The first code computes successfully, the second one outputs a wrong result. I believe these implementation are doing the same thing how can they output different results?

%correct
tmp = zeros(n1, 1);
tmp(2:n1,:) = (lambda / m) * theta(2:n1);
grad = (1 / m) * (X' * (sigmoid(X * theta) - y)) + tmp;

%wrong
grad(1,:) = (1 / m) * (X(:,1)' * (sigmoid(X(:,1) * theta(1,:)) - y));
grad(2:n1,:) = (1 / m) * (X(:,2:n1)' * (sigmoid(X(:,2:n1) * theta(2:n1,:)) - y)) + ((lambda / m) * theta(2:n1));

Where sigmoid(z) returns g as in:

g = zeros(size(z));
g = 1 ./ (1 + exp( -z ));
1

1 Answers

1
votes

The problem lies in matrix multiplication.

First suppose, m = 5 and n1 = 5, This means X is a 5*5 matrix and both theta and y is a vector of 5 elements.
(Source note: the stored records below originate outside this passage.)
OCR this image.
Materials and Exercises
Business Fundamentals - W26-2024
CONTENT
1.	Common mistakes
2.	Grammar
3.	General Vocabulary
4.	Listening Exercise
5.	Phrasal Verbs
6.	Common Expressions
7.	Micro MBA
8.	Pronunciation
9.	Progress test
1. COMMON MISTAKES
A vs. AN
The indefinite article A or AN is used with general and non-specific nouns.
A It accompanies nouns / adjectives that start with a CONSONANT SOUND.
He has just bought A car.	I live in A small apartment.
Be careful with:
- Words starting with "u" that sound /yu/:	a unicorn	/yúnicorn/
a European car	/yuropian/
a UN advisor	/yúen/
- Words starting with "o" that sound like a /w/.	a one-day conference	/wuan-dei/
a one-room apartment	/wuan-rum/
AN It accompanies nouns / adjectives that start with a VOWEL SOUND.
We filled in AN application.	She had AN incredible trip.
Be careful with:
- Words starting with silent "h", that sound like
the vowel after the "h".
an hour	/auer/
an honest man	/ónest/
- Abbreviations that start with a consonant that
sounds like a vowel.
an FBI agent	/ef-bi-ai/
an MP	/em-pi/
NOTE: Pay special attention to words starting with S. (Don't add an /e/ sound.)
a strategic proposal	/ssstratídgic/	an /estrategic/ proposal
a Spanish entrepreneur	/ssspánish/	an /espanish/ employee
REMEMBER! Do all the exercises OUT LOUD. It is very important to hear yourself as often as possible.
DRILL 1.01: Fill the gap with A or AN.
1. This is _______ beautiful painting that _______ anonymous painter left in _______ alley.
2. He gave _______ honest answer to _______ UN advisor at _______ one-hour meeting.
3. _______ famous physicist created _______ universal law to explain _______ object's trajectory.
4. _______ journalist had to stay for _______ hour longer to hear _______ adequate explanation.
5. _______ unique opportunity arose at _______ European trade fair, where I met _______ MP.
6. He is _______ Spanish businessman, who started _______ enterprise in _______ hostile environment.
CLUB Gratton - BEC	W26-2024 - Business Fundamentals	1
Now in the first case the sigmoid function provide a 5*5 matrix and the inverse of X is also 5*5. Since it is a matrix multiplication, 1st row of X' multiply with the 1st column of g which means you need all the g values to calculate the first row of grad.

Now in the second case, for the first row of grad, the sigmoid function also provide a 5*5 matrix but it's different because now X is a 1*5 matrix. This means the matrix multiplication will provide a different output and hence the result is different.

I hope this is clear now.

**previously I was writing my answer assuming that theta and y is row vector, but in you example you have clearly mentioned that you are using column vector. However, still matrix multiplication is the problem. If you have a clear understanding about matrix multiplication, then you will easily understand the problem.

Lets start with the right equation,

( X * theta) - y = m*1 matrix, hence the sigmoid is m*1 matrix.

X' * sigmoid is the main part here, because the other two terms are scalar, X' * sigmoid = m*1 matrix and finally your grad is m*1 matrix.

If you look closely the grad(1,1) is dependent upon X'(1,:) and sigmoid, and you have calculated the sigmoid using all the theta values. So, grad(1,1) is not only depends on theta(1) and you can't simply replace theta with theta(1) what's you are doing in the wrong case.